Evolutionary Optimization of Machining Processes

Abstract

Optimization of machining processes plays a key role in meeting the demands for high precision and productivity. The primary challenge for machining process optimization often stems from the fact that the procedure is typically highly constrained and highly non-linear, involving mixed-integer-discrete-continuous design variables. Additionally, machining process models are likely discontinuous, non-explicit, or not analytically differentiable with the design variables. Traditional non-linear optimization techniques are mostly gradient-based, posing many limitations upon application to today’s complex machining models. Genetic Algorithms (GAs) has distinguished itself as a method with the potential for solving highly non-linear, ill-behaved complex machining optimization problems. Unlike traditional optimization techniques, GAs start with a population of different designs and use direct search methods stochastically and deterministically toward optimal and feasible direction.

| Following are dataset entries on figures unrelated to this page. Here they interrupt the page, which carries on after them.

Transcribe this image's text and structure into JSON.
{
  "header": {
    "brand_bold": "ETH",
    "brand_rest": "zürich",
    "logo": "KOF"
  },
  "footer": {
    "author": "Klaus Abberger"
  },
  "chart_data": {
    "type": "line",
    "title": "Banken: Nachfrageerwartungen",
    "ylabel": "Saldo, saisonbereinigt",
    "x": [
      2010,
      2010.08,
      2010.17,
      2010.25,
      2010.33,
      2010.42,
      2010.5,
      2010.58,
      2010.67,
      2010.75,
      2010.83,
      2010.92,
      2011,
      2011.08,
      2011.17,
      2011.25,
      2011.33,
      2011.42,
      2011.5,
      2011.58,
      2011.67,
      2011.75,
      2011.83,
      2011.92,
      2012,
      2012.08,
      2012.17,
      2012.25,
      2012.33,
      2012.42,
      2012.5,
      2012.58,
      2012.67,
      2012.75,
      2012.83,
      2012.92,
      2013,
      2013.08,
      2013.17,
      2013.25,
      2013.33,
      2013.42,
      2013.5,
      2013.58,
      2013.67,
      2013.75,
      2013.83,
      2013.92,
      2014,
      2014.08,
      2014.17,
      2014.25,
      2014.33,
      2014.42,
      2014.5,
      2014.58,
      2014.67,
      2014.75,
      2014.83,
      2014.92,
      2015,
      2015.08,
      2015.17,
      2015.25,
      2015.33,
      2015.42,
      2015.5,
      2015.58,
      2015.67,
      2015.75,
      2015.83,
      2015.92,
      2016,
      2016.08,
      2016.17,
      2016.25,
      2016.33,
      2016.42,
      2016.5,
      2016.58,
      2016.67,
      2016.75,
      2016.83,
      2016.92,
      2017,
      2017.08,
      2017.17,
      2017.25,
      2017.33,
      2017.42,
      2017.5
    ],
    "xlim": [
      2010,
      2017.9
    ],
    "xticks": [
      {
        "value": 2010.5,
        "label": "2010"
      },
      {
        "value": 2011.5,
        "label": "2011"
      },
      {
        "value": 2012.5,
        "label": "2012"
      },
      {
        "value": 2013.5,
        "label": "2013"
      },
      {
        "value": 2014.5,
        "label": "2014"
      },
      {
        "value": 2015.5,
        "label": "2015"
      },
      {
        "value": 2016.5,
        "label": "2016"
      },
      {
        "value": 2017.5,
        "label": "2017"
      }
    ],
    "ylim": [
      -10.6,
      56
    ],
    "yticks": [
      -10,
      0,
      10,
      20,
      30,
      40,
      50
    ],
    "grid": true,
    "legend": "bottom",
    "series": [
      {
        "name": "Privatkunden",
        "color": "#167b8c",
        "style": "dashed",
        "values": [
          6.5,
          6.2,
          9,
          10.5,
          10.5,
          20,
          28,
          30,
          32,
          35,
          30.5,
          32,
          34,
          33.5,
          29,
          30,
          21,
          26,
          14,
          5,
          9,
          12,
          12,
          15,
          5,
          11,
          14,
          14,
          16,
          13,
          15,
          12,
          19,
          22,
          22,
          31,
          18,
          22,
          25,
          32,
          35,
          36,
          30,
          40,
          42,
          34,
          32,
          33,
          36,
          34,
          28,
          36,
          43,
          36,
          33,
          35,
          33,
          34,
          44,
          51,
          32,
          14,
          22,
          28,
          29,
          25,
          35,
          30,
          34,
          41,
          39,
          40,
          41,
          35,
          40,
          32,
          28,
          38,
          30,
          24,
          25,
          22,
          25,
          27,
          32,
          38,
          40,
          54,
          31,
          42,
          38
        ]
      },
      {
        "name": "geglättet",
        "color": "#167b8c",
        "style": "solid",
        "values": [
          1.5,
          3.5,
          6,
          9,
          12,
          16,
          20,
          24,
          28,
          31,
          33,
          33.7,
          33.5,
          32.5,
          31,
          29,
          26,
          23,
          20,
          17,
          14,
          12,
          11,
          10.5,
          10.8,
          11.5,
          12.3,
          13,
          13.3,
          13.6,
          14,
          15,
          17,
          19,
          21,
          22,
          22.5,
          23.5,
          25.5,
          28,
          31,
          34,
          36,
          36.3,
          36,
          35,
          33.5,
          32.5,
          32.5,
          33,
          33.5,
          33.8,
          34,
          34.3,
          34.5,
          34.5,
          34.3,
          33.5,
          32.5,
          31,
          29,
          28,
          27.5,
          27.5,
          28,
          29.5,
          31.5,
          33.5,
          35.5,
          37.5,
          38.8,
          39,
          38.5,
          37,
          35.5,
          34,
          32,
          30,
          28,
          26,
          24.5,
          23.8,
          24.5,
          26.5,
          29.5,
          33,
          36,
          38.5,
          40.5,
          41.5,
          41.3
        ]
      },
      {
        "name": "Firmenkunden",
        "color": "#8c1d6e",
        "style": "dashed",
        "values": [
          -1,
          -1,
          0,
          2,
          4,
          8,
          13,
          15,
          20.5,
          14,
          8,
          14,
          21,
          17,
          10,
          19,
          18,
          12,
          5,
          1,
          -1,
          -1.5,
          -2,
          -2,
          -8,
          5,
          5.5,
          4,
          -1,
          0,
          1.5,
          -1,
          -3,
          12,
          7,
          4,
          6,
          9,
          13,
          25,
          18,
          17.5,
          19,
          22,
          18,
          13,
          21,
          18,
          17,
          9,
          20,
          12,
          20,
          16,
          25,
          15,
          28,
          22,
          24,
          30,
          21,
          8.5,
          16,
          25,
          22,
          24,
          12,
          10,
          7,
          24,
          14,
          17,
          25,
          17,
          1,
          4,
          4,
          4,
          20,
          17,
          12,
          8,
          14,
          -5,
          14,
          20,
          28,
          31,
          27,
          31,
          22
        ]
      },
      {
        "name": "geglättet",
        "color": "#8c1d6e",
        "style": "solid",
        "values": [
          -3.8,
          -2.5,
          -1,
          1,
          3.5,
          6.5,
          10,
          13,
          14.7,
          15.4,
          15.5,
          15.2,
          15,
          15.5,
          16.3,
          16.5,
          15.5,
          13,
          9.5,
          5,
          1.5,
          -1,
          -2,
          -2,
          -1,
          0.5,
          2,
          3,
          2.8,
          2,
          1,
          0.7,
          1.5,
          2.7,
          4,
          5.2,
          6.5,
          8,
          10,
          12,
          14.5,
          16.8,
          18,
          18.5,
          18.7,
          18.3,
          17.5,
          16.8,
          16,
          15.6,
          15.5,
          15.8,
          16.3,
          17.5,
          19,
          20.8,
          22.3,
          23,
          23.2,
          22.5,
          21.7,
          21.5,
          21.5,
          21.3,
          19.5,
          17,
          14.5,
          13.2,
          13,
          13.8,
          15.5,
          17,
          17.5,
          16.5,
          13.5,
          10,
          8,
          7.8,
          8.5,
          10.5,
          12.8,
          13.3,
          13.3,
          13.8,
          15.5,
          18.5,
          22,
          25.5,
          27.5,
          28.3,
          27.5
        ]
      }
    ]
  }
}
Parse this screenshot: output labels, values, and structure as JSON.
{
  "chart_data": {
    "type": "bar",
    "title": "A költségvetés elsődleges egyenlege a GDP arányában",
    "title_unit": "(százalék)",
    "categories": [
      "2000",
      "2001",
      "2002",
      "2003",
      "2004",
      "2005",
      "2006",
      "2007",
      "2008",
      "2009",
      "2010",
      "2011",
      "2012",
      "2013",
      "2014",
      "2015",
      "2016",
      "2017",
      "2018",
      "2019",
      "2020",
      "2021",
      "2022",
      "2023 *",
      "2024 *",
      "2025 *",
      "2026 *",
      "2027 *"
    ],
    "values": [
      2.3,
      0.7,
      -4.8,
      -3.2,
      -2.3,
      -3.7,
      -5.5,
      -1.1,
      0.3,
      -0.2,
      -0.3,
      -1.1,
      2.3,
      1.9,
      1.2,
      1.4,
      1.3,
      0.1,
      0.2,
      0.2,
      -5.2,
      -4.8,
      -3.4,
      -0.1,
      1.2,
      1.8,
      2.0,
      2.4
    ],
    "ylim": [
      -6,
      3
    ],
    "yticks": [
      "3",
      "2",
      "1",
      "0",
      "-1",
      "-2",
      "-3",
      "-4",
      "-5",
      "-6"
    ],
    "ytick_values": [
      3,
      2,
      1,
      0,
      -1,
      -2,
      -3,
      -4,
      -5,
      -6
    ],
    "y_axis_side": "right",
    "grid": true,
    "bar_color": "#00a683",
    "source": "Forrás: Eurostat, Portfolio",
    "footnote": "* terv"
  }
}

However, GAs still has its own drawbacks when it is applied to machining process optimization, including the lack of efficiency due to its binary representation scheme for continuous design variables, a lack of local fine-tuning capabilities, a lack of a self-adaptation mechanism, and a lack of an effective constraint handling method. A novel and systematic evolutionary algorithm based on GAs is presented in this paper in the areas of problem representation; selection scheme; genetic operators for integer, discrete, and continuous variables; constraint handling method; and population initialization to overcome the underlying drawbacks. The proposed scheme has been applied to two machining problems to demonstrate its superior performance.